An Analytic Description of Semi-Classical Black-Hole Geometry

TL;DR

This paper analytically models the spacetime geometry during black hole formation and evaporation, revealing that the collapsing shell remains extremely close to the apparent horizon, with implications for semi-classical gravity.

Contribution

It provides an exact analytic solution to the semi-classical Einstein equations for a collapsing shell, elucidating black hole dynamics and horizon proximity in quantum regimes.

Findings

Proper distance between shell and horizon remains Planck-scale after horizon crossing.

Shell position effectively coincides with the apparent horizon in semi-classical gravity.
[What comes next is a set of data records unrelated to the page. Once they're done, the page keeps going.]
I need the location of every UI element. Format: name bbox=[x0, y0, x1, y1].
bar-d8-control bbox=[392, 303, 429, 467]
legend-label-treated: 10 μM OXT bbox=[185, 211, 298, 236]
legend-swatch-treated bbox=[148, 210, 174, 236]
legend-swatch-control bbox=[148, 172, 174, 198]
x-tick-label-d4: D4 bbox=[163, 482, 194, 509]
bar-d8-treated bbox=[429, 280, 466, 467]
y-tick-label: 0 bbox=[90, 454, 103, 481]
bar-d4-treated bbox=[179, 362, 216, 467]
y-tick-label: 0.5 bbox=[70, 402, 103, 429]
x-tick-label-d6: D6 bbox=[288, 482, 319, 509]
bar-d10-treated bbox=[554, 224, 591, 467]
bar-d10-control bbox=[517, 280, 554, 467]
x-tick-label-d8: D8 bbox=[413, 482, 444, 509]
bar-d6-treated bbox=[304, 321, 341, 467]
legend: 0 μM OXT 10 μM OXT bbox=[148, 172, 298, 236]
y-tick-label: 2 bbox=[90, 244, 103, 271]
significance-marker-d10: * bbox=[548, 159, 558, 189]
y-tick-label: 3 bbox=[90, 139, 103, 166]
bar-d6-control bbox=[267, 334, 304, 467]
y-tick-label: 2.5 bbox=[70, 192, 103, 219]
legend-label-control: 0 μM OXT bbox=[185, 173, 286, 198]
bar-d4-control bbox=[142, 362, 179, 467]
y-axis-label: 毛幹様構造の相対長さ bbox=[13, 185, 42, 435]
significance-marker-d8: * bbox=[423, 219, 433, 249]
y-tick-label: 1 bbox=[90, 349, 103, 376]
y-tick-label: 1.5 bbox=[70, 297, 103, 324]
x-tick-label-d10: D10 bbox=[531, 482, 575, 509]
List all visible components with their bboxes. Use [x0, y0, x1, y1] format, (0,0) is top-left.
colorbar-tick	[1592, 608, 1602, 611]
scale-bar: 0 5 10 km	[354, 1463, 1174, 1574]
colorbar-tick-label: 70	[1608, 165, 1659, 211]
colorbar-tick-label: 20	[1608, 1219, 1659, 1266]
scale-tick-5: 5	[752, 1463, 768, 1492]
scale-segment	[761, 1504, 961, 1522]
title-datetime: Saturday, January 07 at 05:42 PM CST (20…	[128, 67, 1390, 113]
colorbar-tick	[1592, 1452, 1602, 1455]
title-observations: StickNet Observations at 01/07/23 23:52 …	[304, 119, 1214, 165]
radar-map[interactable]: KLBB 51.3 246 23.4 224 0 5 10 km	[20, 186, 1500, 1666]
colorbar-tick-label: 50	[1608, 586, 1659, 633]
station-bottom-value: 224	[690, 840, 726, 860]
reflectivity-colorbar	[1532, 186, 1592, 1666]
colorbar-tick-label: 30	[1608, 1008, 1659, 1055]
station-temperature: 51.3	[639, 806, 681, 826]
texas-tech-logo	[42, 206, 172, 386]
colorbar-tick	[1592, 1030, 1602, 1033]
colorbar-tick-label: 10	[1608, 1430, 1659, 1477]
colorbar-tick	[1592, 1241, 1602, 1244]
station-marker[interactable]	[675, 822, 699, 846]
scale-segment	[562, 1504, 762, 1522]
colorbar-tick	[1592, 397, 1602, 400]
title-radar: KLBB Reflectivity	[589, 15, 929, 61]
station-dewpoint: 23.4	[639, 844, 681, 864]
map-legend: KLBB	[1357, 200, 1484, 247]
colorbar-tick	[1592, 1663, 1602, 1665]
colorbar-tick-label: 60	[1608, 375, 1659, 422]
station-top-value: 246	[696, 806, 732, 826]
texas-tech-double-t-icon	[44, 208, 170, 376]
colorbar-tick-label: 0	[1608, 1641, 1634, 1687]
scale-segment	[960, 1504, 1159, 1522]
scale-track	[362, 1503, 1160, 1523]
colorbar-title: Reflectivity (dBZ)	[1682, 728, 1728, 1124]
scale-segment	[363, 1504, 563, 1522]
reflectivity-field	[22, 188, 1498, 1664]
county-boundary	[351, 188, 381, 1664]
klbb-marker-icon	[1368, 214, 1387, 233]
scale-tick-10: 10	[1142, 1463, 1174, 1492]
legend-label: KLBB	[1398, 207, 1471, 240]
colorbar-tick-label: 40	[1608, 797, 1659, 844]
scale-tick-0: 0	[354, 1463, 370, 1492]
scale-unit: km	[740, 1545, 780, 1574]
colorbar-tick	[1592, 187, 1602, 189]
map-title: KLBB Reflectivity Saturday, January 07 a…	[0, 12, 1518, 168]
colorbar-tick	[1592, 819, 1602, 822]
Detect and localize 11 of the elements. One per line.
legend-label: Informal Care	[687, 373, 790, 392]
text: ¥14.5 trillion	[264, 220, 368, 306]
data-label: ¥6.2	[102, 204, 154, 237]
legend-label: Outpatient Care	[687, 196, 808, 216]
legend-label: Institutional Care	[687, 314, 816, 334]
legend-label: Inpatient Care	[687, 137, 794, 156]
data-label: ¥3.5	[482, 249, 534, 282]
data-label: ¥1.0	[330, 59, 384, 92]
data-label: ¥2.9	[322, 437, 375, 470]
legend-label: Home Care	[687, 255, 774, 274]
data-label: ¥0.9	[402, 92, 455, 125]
Analytic description covers black hole formation to evaporation stages.

Abstract

We study analytically the spacetime geometry of the black-hole formation and evaporation. As a simplest model of the collapse, we consider a spherical thin shell, and take the back-reaction from the negative energy of the quantum vacuum state. For definiteness, we will focus on quantum effects of s-waves. We obtain an analytic solution of the semi-classical Einstein equation for this model, that provides an overall description of the black hole geometry form the formation to evaporation. As an application of this result, we find its interesting implication that, after the collapsing shell enters the apparent horizon, the proper distance between the shell and the horizon remains as small as the Planck length even when the difference in their areal radii is of the same order as the Schwarzschild radius. The position of the shell would be regarded as the same place to the apparent horizon in the semi-classical regime of gravity.